Nel dicembre dello scorso anno il presidente degli Stati Uniti Joe Biden ha firmato lo Uyghur Force Labor Prevention Act, una legge federale che tenta di garantire più trasparenza nella filiera: in pratica si assicura che tutte le importazioni degli Stati Uniti (compresi cotone e pomodori) non abbiano alcun collegamento con pratiche di lavoro forzato. “Anche in Europa si stanno studiano provvedimenti simili, ma credo che avranno poco effetto sulla situazione degli Uiguri poiché sia Washington che i membri Ue rappresentano solo il 30% dell’installazione di impianti fotovoltaici a livello globale. Il silicio policristallino dello Xinjiang continuerà ad essere una fonte di moduli solari installati in Cina o altrove in Asia”.

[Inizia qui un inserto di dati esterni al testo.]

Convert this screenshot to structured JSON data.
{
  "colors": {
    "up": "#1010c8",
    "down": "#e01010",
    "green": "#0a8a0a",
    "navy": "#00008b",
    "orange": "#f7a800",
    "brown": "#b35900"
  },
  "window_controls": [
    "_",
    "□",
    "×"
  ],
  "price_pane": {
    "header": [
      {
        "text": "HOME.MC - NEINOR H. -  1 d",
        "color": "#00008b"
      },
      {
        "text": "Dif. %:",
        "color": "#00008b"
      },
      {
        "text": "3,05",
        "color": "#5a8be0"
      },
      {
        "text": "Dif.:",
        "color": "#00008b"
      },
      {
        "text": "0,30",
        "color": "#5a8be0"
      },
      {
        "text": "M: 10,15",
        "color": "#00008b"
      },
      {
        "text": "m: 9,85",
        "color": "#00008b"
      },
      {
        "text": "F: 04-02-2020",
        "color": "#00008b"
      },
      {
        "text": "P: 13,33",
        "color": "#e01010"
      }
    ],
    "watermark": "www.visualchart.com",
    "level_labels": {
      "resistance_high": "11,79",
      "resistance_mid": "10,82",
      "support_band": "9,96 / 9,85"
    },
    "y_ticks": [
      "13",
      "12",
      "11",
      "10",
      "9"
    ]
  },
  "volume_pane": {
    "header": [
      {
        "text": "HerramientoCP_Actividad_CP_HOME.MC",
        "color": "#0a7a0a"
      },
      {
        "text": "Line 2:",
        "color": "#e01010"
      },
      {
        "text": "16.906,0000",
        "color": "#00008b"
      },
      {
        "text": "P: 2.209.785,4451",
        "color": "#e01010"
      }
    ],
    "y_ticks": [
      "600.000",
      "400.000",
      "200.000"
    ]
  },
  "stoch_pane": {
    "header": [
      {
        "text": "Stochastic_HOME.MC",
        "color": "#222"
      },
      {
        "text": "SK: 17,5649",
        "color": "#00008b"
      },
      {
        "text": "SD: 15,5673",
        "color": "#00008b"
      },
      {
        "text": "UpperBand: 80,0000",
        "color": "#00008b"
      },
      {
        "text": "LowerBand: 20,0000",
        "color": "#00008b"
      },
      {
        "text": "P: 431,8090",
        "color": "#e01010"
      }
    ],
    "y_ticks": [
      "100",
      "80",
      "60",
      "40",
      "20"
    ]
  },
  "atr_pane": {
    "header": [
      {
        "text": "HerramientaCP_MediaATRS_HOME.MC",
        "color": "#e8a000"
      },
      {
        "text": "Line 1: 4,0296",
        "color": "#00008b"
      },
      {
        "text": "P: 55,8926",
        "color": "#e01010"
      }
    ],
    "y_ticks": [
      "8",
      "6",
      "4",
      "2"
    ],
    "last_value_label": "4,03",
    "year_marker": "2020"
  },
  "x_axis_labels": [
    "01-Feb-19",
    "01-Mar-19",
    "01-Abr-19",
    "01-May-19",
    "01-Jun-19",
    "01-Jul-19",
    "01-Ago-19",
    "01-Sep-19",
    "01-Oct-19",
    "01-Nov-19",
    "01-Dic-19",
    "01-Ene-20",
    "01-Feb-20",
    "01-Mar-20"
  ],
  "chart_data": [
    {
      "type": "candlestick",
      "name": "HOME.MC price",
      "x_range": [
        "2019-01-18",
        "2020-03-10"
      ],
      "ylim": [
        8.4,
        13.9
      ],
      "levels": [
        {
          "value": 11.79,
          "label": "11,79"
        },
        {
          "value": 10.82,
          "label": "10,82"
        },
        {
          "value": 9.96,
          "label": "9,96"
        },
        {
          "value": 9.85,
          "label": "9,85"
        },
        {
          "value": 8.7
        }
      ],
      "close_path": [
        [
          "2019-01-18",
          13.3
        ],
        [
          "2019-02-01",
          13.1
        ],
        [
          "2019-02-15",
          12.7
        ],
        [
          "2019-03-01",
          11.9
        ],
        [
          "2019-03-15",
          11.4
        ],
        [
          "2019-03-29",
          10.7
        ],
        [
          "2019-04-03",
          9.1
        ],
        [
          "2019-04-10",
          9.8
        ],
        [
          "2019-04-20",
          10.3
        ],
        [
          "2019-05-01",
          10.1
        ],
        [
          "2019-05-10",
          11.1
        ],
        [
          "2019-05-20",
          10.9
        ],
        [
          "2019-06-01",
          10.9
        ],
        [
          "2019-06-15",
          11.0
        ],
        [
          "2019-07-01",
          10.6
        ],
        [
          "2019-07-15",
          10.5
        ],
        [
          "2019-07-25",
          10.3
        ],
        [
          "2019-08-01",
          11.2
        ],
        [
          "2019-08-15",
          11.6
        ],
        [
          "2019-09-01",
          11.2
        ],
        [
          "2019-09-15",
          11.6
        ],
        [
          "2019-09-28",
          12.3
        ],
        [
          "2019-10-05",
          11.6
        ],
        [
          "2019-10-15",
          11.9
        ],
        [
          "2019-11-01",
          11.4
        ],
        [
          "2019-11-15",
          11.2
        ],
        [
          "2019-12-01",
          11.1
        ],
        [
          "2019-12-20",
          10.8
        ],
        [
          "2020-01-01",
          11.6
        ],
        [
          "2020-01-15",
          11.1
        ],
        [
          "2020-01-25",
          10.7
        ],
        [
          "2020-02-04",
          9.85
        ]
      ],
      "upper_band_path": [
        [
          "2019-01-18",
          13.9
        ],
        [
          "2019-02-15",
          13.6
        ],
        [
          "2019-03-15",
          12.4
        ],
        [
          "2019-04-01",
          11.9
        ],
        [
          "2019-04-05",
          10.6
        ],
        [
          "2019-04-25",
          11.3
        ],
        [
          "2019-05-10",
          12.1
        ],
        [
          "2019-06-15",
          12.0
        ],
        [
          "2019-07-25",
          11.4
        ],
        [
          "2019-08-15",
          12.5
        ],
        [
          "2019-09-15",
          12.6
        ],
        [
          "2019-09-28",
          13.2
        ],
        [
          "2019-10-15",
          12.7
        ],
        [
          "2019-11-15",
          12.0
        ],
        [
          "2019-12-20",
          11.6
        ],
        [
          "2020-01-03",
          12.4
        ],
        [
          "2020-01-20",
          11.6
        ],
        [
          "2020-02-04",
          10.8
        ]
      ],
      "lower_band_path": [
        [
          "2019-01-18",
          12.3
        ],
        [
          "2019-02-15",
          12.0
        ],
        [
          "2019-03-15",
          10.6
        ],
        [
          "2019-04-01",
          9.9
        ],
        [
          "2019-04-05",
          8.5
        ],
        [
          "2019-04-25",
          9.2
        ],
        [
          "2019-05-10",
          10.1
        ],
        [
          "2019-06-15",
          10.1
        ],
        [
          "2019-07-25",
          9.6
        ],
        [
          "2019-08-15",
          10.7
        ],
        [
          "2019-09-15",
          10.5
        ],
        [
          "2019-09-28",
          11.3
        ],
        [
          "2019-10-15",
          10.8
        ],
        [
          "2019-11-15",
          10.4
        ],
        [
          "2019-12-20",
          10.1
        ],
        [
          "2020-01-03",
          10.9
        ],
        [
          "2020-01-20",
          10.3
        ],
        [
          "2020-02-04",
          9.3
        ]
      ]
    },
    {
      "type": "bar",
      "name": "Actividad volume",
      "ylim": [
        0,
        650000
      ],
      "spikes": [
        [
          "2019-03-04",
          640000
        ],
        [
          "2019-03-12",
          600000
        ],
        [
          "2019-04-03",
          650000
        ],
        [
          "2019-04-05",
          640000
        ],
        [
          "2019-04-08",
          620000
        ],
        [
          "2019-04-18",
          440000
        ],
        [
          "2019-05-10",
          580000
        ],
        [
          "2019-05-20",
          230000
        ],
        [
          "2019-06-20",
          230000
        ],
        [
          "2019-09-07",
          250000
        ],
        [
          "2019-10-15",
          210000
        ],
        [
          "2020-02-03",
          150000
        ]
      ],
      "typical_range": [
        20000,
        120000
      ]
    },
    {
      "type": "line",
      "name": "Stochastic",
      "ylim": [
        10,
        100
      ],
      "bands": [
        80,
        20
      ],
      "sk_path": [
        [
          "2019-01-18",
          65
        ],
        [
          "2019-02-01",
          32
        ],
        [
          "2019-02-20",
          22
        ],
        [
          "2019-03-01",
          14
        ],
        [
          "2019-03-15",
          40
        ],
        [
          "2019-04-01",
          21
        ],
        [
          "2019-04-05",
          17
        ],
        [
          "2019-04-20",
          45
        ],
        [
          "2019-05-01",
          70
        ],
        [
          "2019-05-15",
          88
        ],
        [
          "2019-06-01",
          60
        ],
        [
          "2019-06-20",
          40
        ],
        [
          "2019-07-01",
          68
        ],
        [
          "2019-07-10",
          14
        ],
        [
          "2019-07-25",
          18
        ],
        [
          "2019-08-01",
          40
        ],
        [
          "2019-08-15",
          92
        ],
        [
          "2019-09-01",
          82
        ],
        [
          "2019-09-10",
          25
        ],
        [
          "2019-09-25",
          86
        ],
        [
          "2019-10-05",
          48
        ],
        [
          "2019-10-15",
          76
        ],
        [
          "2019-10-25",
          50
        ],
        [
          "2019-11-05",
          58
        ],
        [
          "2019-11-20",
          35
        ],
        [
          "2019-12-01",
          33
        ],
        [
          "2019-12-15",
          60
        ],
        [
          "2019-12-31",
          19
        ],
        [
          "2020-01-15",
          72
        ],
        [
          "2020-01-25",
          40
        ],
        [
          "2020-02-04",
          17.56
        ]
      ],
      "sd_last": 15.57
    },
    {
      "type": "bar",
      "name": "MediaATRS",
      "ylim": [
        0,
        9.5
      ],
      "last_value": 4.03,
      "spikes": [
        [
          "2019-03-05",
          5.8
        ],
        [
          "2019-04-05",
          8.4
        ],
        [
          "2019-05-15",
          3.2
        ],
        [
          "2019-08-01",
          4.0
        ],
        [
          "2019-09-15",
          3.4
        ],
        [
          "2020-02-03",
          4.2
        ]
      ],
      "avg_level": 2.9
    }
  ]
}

In risposta alla pressione mediatica, il 16 maggio 175 compagnie dell’industria solare hanno firmato un impegno non vincolante proposto da un’associazione di categoria statunitense con l’obbiettivo di spostare le catene di approvvigionamento fuori dallo Xinjiang. Come riporta un’inchiesta di Bloomberg, alcuni giganti cinesi come Longi Green Energy Technology, JA Solar Technology e JinkoSolar Holding hanno firmato il documento, nonostante abbiano tutti contratti pluriennali per l'acquisto di polisilicio proveniente dalle aree più a rischio.